Crécy-la-Chapelle : Rachele, infirmière libérale, en première ligne de la contamination

Suite à la pandémie, les infirmiers libéraux ont eu leur emploi du temps bouleversé. Rachele Guesdon, 43 ans, est infirmière libérale et a un cabinet avec son collègue Joël Roger à Crécy-la-Chapelle.
En plus de ses patients réguliers, où une haute surveillance est de mise, son cabinet s’est porté volontaire pour s’occuper des personnes contaminées par le Covid-19.

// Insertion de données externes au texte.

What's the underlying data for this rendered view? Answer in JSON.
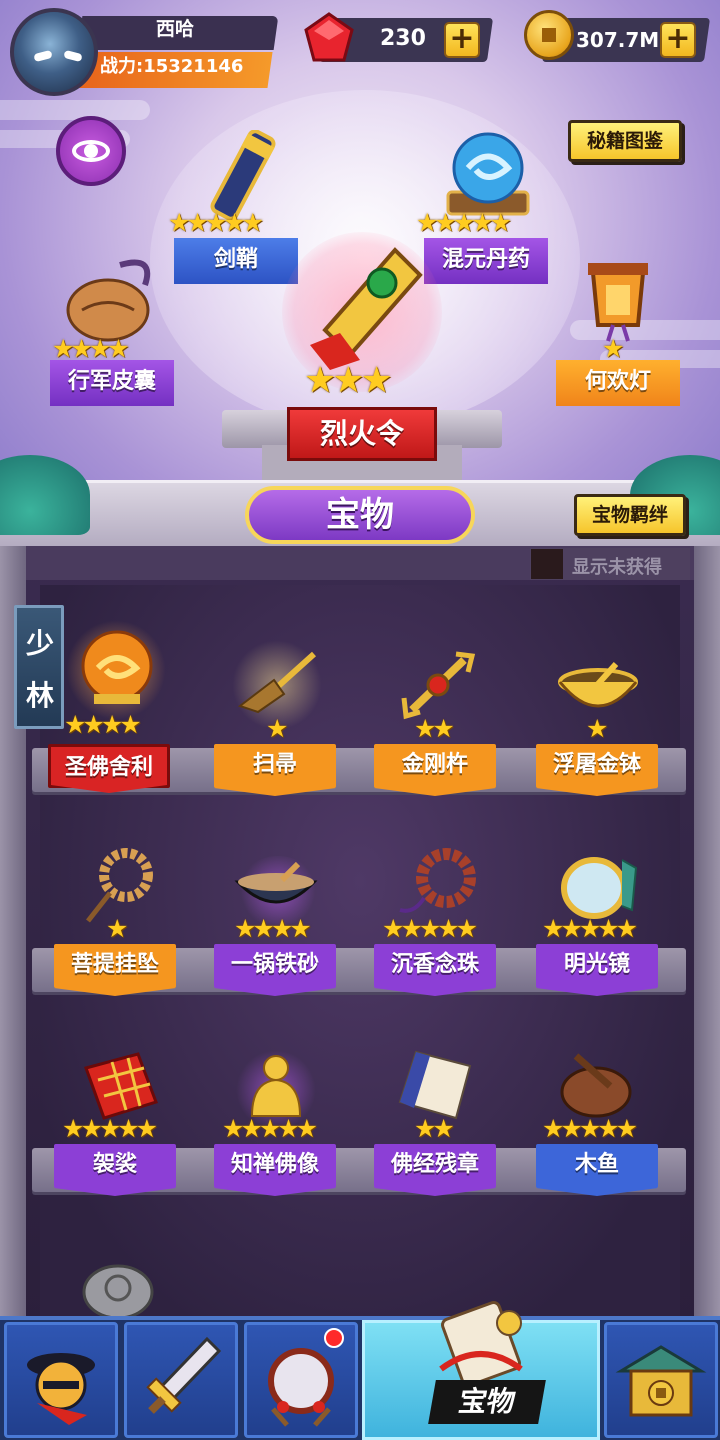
{
  "player": {
    "name": "西哈",
    "power_label": "战力:15321146"
  },
  "currency": {
    "gems": "230",
    "coins": "307.7M",
    "plus": "+"
  },
  "header_buttons": {
    "codex": "秘籍图鉴",
    "bond": "宝物羁绊"
  },
  "featured": {
    "center": {
      "name": "烈火令",
      "stars": 3
    },
    "items": [
      {
        "name": "剑鞘",
        "stars": 5,
        "color": "blue"
      },
      {
        "name": "混元丹药",
        "stars": 5,
        "color": "purple"
      },
      {
        "name": "行军皮囊",
        "stars": 4,
        "color": "purple"
      },
      {
        "name": "何欢灯",
        "stars": 1,
        "color": "orange"
      }
    ]
  },
  "section_title": "宝物",
  "toggle_label": "显示未获得",
  "sect_tab": "少林",
  "shelves": [
    [
      {
        "name": "圣佛舍利",
        "stars": 4,
        "color": "red",
        "icon": "relic-orb-icon"
      },
      {
        "name": "扫帚",
        "stars": 1,
        "color": "orange",
        "icon": "broom-icon"
      },
      {
        "name": "金刚杵",
        "stars": 2,
        "color": "orange",
        "icon": "vajra-icon"
      },
      {
        "name": "浮屠金钵",
        "stars": 1,
        "color": "orange",
        "icon": "golden-bowl-icon"
      }
    ],
    [
      {
        "name": "菩提挂坠",
        "stars": 1,
        "color": "orange",
        "icon": "bead-pendant-icon"
      },
      {
        "name": "一锅铁砂",
        "stars": 4,
        "color": "purple",
        "icon": "iron-sand-wok-icon"
      },
      {
        "name": "沉香念珠",
        "stars": 5,
        "color": "purple",
        "icon": "prayer-beads-icon"
      },
      {
        "name": "明光镜",
        "stars": 5,
        "color": "purple",
        "icon": "mirror-icon"
      }
    ],
    [
      {
        "name": "袈裟",
        "stars": 5,
        "color": "purple",
        "icon": "robe-icon"
      },
      {
        "name": "知禅佛像",
        "stars": 5,
        "color": "purple",
        "icon": "buddha-statue-icon"
      },
      {
        "name": "佛经残章",
        "stars": 2,
        "color": "purple",
        "icon": "scripture-icon"
      },
      {
        "name": "木鱼",
        "stars": 5,
        "color": "blue",
        "icon": "wooden-fish-icon"
      }
    ]
  ],
  "nav": {
    "tabs": [
      "hero-icon",
      "weapon-icon",
      "drum-icon",
      "treasure-icon",
      "building-icon"
    ],
    "active_label": "宝物"
  },
  "colors": {
    "red": "#d92424",
    "orange": "#f5961f",
    "purple": "#8c3fd6",
    "blue": "#3d66d9"
  }
}
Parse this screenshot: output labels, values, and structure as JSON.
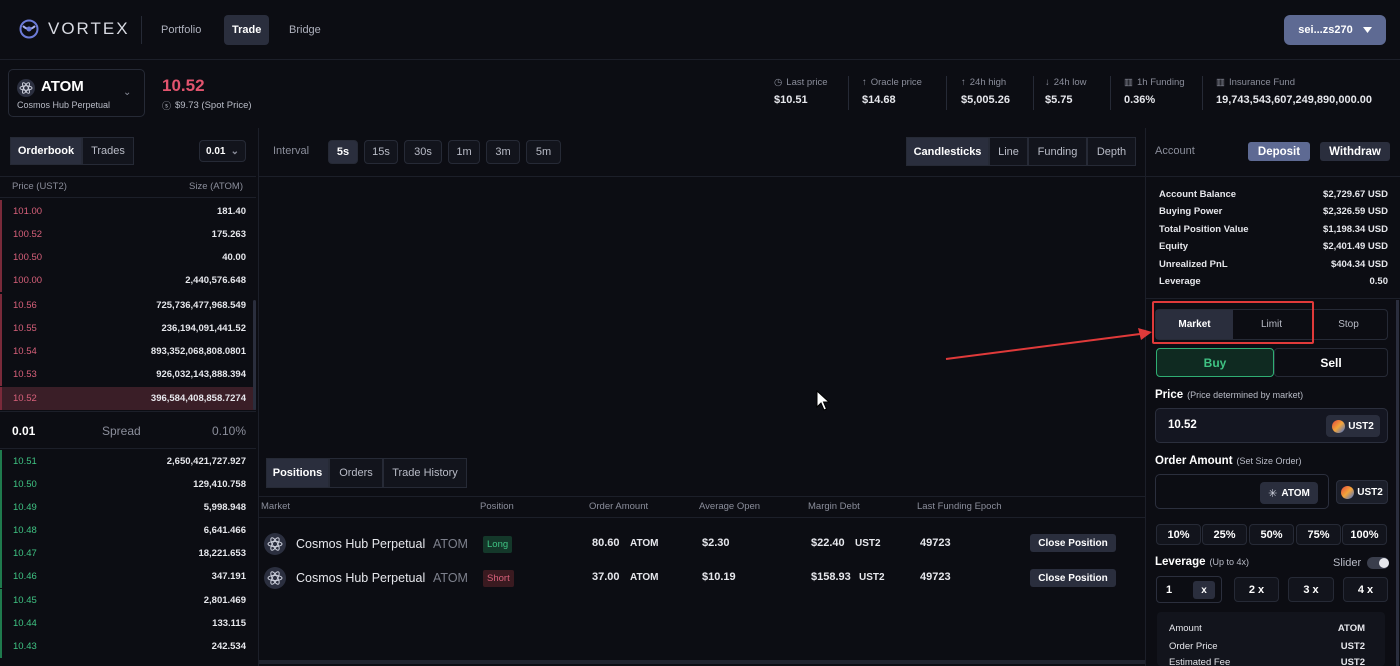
{
  "brand": "VORTEX",
  "nav": [
    {
      "label": "Portfolio",
      "active": false
    },
    {
      "label": "Trade",
      "active": true
    },
    {
      "label": "Bridge",
      "active": false
    }
  ],
  "wallet": {
    "address": "sei...zs270"
  },
  "market": {
    "symbol": "ATOM",
    "name": "Cosmos Hub Perpetual",
    "price": "10.52",
    "spot": "$9.73 (Spot Price)"
  },
  "stats": [
    {
      "label": "Last price",
      "value": "$10.51"
    },
    {
      "label": "Oracle price",
      "value": "$14.68"
    },
    {
      "label": "24h high",
      "value": "$5,005.26"
    },
    {
      "label": "24h low",
      "value": "$5.75"
    },
    {
      "label": "1h Funding",
      "value": "0.36%"
    },
    {
      "label": "Insurance Fund",
      "value": "19,743,543,607,249,890,000.00"
    }
  ],
  "orderbook": {
    "tabs": [
      "Orderbook",
      "Trades"
    ],
    "tick": "0.01",
    "price_header": "Price (UST2)",
    "size_header": "Size (ATOM)",
    "asks": [
      {
        "price": "101.00",
        "size": "181.40"
      },
      {
        "price": "100.52",
        "size": "175.263"
      },
      {
        "price": "100.50",
        "size": "40.00"
      },
      {
        "price": "100.00",
        "size": "2,440,576.648"
      },
      {
        "price": "10.56",
        "size": "725,736,477,968.549"
      },
      {
        "price": "10.55",
        "size": "236,194,091,441.52"
      },
      {
        "price": "10.54",
        "size": "893,352,068,808.0801"
      },
      {
        "price": "10.53",
        "size": "926,032,143,888.394"
      },
      {
        "price": "10.52",
        "size": "396,584,408,858.7274"
      }
    ],
    "spread": {
      "value": "0.01",
      "label": "Spread",
      "pct": "0.10%"
    },
    "bids": [
      {
        "price": "10.51",
        "size": "2,650,421,727.927"
      },
      {
        "price": "10.50",
        "size": "129,410.758"
      },
      {
        "price": "10.49",
        "size": "5,998.948"
      },
      {
        "price": "10.48",
        "size": "6,641.466"
      },
      {
        "price": "10.47",
        "size": "18,221.653"
      },
      {
        "price": "10.46",
        "size": "347.191"
      },
      {
        "price": "10.45",
        "size": "2,801.469"
      },
      {
        "price": "10.44",
        "size": "133.115"
      },
      {
        "price": "10.43",
        "size": "242.534"
      }
    ]
  },
  "chart": {
    "interval_label": "Interval",
    "intervals": [
      "5s",
      "15s",
      "30s",
      "1m",
      "3m",
      "5m"
    ],
    "active_interval": "5s",
    "views": [
      "Candlesticks",
      "Line",
      "Funding",
      "Depth"
    ],
    "active_view": "Candlesticks"
  },
  "positions": {
    "tabs": [
      "Positions",
      "Orders",
      "Trade History"
    ],
    "headers": [
      "Market",
      "Position",
      "Order Amount",
      "Average Open",
      "Margin Debt",
      "Last Funding Epoch"
    ],
    "rows": [
      {
        "market": "Cosmos Hub Perpetual",
        "symbol": "ATOM",
        "side": "Long",
        "amount": "80.60",
        "amount_unit": "ATOM",
        "avg_open": "$2.30",
        "margin": "$22.40",
        "margin_unit": "UST2",
        "epoch": "49723",
        "action": "Close Position"
      },
      {
        "market": "Cosmos Hub Perpetual",
        "symbol": "ATOM",
        "side": "Short",
        "amount": "37.00",
        "amount_unit": "ATOM",
        "avg_open": "$10.19",
        "margin": "$158.93",
        "margin_unit": "UST2",
        "epoch": "49723",
        "action": "Close Position"
      }
    ]
  },
  "account": {
    "title": "Account",
    "deposit": "Deposit",
    "withdraw": "Withdraw",
    "rows": [
      {
        "label": "Account Balance",
        "value": "$2,729.67 USD"
      },
      {
        "label": "Buying Power",
        "value": "$2,326.59 USD"
      },
      {
        "label": "Total Position Value",
        "value": "$1,198.34 USD"
      },
      {
        "label": "Equity",
        "value": "$2,401.49 USD"
      },
      {
        "label": "Unrealized PnL",
        "value": "$404.34 USD"
      },
      {
        "label": "Leverage",
        "value": "0.50"
      }
    ]
  },
  "order": {
    "types": [
      "Market",
      "Limit",
      "Stop"
    ],
    "active_type": "Market",
    "buy": "Buy",
    "sell": "Sell",
    "price_label": "Price",
    "price_hint": "(Price determined by market)",
    "price_value": "10.52",
    "price_unit": "UST2",
    "amount_label": "Order Amount",
    "amount_hint": "(Set Size Order)",
    "amount_unit": "ATOM",
    "alt_unit": "UST2",
    "percents": [
      "10%",
      "25%",
      "50%",
      "75%",
      "100%"
    ],
    "leverage_label": "Leverage",
    "leverage_hint": "(Up to 4x)",
    "slider_label": "Slider",
    "leverage_value": "1",
    "leverage_x": "x",
    "leverage_presets": [
      "2 x",
      "3 x",
      "4 x"
    ],
    "summary": [
      {
        "label": "Amount",
        "value": "ATOM"
      },
      {
        "label": "Order Price",
        "value": "UST2"
      },
      {
        "label": "Estimated Fee",
        "value": "UST2"
      }
    ]
  },
  "colors": {
    "accent": "#5e6a93",
    "ask": "#d7607a",
    "bid": "#3fc383",
    "highlight": "#e03a3a"
  }
}
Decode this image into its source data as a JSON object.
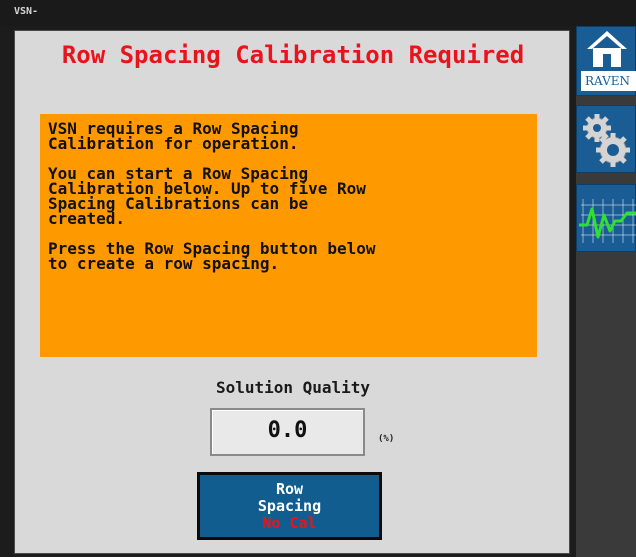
{
  "window": {
    "title": "VSN-"
  },
  "header": {
    "title": "Row Spacing Calibration Required"
  },
  "notice": {
    "paragraphs": [
      "VSN requires a Row Spacing\nCalibration for operation.",
      "You can start a Row Spacing\nCalibration below. Up to five Row\nSpacing Calibrations can be\ncreated.",
      "Press the Row Spacing button below\nto create a row spacing."
    ],
    "background": "#ff9900"
  },
  "solution_quality": {
    "label": "Solution Quality",
    "value": "0.0",
    "unit": "(%)"
  },
  "row_spacing_button": {
    "line1": "Row",
    "line2": "Spacing",
    "status": "No Cal"
  },
  "sidebar": {
    "items": [
      {
        "name": "home",
        "icon": "home-icon",
        "label": "RAVEN"
      },
      {
        "name": "settings",
        "icon": "gears-icon"
      },
      {
        "name": "diagnostics",
        "icon": "pulse-icon"
      }
    ]
  },
  "colors": {
    "title_red": "#e8141c",
    "button_blue": "#125d8f",
    "sidebar_blue": "#1a5d94"
  }
}
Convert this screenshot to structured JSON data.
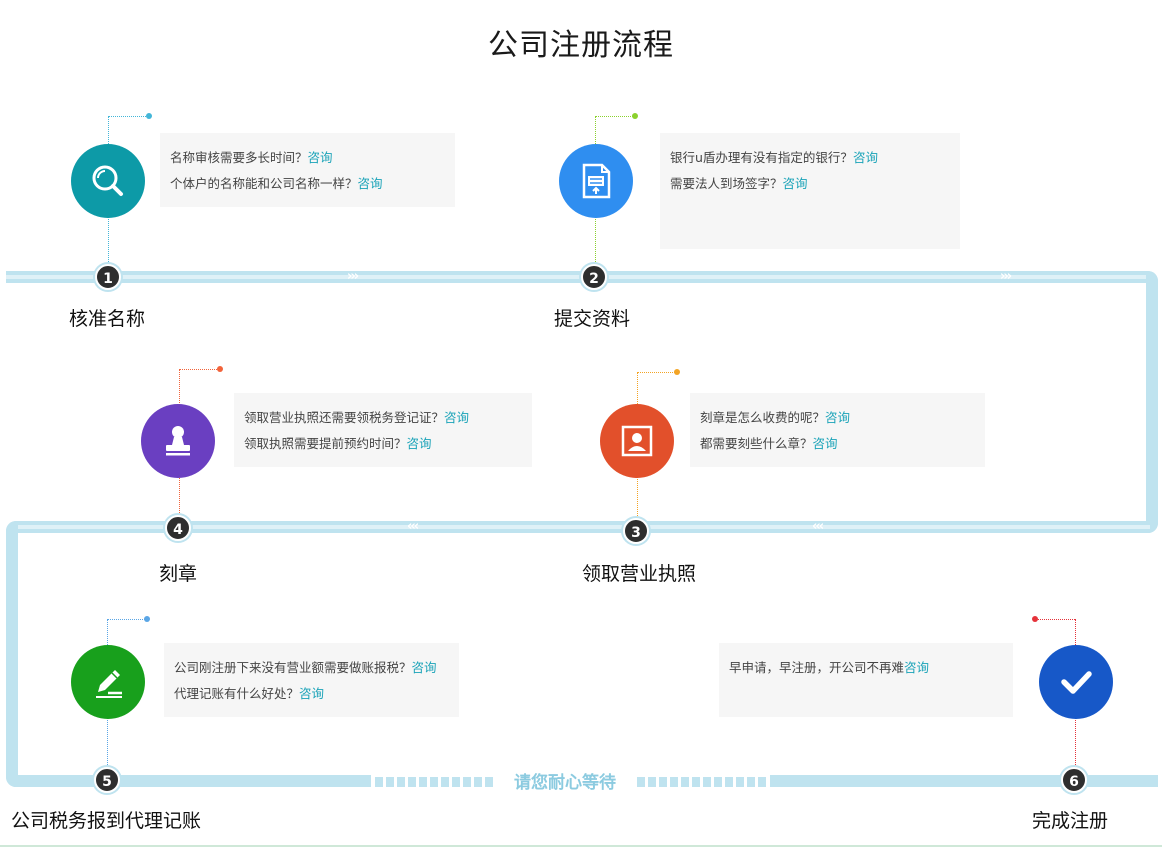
{
  "title": "公司注册流程",
  "wait_text": "请您耐心等待",
  "steps": [
    {
      "num": "1",
      "label": "核准名称",
      "color": "#0d9aa7",
      "icon": "search-icon",
      "accent": "#43b6d8",
      "faqs": [
        {
          "text": "名称审核需要多长时间？",
          "link": "咨询"
        },
        {
          "text": "个体户的名称能和公司名称一样？",
          "link": "咨询"
        }
      ]
    },
    {
      "num": "2",
      "label": "提交资料",
      "color": "#2f8ef0",
      "icon": "document-upload-icon",
      "accent": "#8bd12d",
      "faqs": [
        {
          "text": "银行u盾办理有没有指定的银行？",
          "link": "咨询"
        },
        {
          "text": "需要法人到场签字？",
          "link": "咨询"
        }
      ]
    },
    {
      "num": "3",
      "label": "领取营业执照",
      "color": "#e2502b",
      "icon": "id-card-icon",
      "accent": "#f3a425",
      "faqs": [
        {
          "text": "刻章是怎么收费的呢？",
          "link": "咨询"
        },
        {
          "text": "都需要刻些什么章？",
          "link": "咨询"
        }
      ]
    },
    {
      "num": "4",
      "label": "刻章",
      "color": "#6a3fc1",
      "icon": "stamp-icon",
      "accent": "#f2633a",
      "faqs": [
        {
          "text": "领取营业执照还需要领税务登记证？",
          "link": "咨询"
        },
        {
          "text": "领取执照需要提前预约时间？",
          "link": "咨询"
        }
      ]
    },
    {
      "num": "5",
      "label": "公司税务报到代理记账",
      "color": "#18a01c",
      "icon": "pen-icon",
      "accent": "#5aa6e6",
      "faqs": [
        {
          "text": "公司刚注册下来没有营业额需要做账报税？",
          "link": "咨询"
        },
        {
          "text": "代理记账有什么好处？",
          "link": "咨询"
        }
      ]
    },
    {
      "num": "6",
      "label": "完成注册",
      "color": "#1758c8",
      "icon": "checkmark-icon",
      "accent": "#e5323a",
      "faqs": [
        {
          "text": "早申请，早注册，开公司不再难",
          "link": "咨询"
        }
      ]
    }
  ]
}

Haute surveillance des patients réguliers

Étant donné que les opérations prévues pour ses patients ont été annulées à cause du coronavirus, Rachele a mis en place une surveillance renforcée à domicile. « Beaucoup de seniors et de jeunes étaient paniqués. Ils ont posé des questions pour savoir ce qui allait se passer et ce que cela impliquait », explique-t-elle. Ils ont également demandé s’ils risquaient d’être contaminés à cause de ses passages. Heureusement, Rachele a su les rassurer : « De plus, les enfants des personnes les plus agées nous ont indiqué qu’ils préféraient que nous passions pour garder un œil sur leurs parents et voir s’ils développent des symptômes ».
Pour éviter le plus possible les contacts, elle a limité ses passages lorsqu’un aidant était déjà sur place. « La personne pourra lui donner les médicaments que nous préparons en amont et en toute sécurité. Nous restons joignables s’il y a le moindre souci », détaille-t-elle.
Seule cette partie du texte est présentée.